Der Professor stand auf. »Damit wären meine wissenschaftlichen Ratschläge für Sie erschöpft,« sagte er, »und nun werde ich Sie meiner Frau vorstellen.«

Er ging mit raschen Schritten durch das Zimmer, öffnete eine dunkle Holztüre mit farbigen Butzenscheiben zwischen den Bücherschränken und rief »Antonie!« Da niemand antwortete, verschwand er durch die Türe. Der junge Mann blieb allein.

Durchs Fenster schien die Abendsonne; aus dem dämmernden Zimmer mit seinen hohen Bücherwänden und altdeutschen braunen Holzstühlen sah er auf das üppige Grün der Gärten und Hügel hinaus.

Da kam der Professor zurück. »Sie wird im Garten sein«, sagte er. Sie stiegen eine schmale kleine Treppe hinab und standen vor dichten Büschen im Jasminduft. Der Professor ging voran durch die engen Kieswege. »Antonie!« rief er.

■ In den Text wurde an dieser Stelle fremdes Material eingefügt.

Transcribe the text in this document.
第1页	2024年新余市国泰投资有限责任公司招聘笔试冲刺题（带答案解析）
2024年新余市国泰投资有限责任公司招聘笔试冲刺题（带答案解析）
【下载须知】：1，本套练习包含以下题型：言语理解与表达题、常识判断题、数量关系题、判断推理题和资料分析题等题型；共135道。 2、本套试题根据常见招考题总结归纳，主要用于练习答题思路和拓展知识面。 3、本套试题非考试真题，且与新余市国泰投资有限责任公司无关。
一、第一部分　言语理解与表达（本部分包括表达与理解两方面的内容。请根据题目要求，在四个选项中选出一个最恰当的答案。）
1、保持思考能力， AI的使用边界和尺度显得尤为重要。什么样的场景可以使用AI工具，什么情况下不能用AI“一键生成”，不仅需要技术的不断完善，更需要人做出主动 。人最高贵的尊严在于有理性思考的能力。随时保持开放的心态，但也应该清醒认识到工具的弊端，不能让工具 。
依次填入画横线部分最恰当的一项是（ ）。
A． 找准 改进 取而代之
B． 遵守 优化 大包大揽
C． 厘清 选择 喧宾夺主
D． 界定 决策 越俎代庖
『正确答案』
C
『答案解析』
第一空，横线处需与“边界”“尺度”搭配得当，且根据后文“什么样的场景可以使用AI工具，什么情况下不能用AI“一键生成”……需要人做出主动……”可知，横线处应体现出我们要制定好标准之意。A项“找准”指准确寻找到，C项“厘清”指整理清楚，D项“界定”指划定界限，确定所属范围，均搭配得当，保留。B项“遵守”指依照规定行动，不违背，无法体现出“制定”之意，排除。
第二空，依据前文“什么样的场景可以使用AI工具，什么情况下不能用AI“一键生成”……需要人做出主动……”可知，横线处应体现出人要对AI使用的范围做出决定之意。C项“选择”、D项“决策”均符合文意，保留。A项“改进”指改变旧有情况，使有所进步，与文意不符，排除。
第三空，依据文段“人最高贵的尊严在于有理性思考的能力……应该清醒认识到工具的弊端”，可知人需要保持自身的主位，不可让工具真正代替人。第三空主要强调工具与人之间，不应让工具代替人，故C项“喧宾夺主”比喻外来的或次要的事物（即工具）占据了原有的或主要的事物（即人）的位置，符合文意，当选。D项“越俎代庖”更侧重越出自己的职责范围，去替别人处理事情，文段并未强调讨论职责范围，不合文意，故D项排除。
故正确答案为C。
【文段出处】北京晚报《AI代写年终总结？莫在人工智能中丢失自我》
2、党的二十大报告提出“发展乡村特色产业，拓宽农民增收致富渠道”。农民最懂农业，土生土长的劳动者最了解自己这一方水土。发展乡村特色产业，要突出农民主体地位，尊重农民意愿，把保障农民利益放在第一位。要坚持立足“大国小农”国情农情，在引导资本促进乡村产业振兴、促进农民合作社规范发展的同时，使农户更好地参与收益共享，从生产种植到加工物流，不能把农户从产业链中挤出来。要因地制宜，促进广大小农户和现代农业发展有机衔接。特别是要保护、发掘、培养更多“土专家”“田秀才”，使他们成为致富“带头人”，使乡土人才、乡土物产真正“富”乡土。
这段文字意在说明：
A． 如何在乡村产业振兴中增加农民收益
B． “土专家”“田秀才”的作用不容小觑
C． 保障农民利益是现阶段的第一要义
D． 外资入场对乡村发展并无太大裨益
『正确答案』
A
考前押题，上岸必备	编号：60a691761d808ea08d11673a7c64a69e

Von einer Bank, auf der sie, die Hände im Schoß verschlungen, träumend gesessen, stand eine schlanke, große, junge Frau auf und sah mit einem unbestimmten, fast leeren Blick auf die Männer.

»Dies ist mein junger Freund, Herr Künzli, der uns so gut empfohlen ist«, sagte ihr Gatte.

Die Frau reichte dem Fremden die Hand und betrachtete ihn schüchtern. Er war jung, nicht klein noch groß, ein wenig zur Fülle neigend: aus einem bartlosen Gesicht sahen zwei klare Augen mit gelassener Bewunderung auf sie.

»Sie kommen aus der Schweiz?« fragte sie endlich mit leiser Stimme.

»Ich bin Schweizer; ich komme aus Holland.«

Der Professor nahm ein grünes Blatt aus den braunen Haaren seiner Frau und sie errötete. Ihr Mann betrachtete sie einen Augenblick durch seine goldgeränderten Augengläser. »Ich habe noch zu tun,« sagte er, »ich sehe Sie dann beim Abendessen«, und er ging ins Haus zurück.

»Ich werde Ihnen den Garten zeigen«, sagte die junge Frau zu ihrem Gast, und sie folgten den Kieswegen.

Nie hatte sie einen so gelassenen jungen Mann gesehen. Er bestimmte das Gespräch mit großer Sicherheit, stellte ruhig die Fragen, die er wollte, und wenn sie sich in Schweigen verlor, wartete er unbefangen, bis ihre Gedanken, deren Flucht er bemerkte, sich zurückgefunden hatten.

Ein kleines Wasserrohr war offen geblieben und hatte die dunkle Erde eines Rosenbeetes überschwemmt. Er machte sie aufmerksam, da sie achtlos vorüberging; sie nahm ihr Kleid ein wenig auf und stieg ins Feuchte, um den vergessenen Hahn zu schließen. Der Garten war nicht groß, aber voll Buschwerk, und die Wege dadurch verborgen und nicht gleich zu übersehen. Schon mehrmals waren sie an einen halb versteckten Zaun gekommen und jetzt an ein Türchen, das offen stand: Kinderrufe schollen hinter den Büschen; zwei kleine Mädchen waren plötzlich da und blieben betroffen stehen, als sie den Fremden bemerkten. Überrascht sah dieser die Kinder und die Frau an, die sie zärtlich begrüßte.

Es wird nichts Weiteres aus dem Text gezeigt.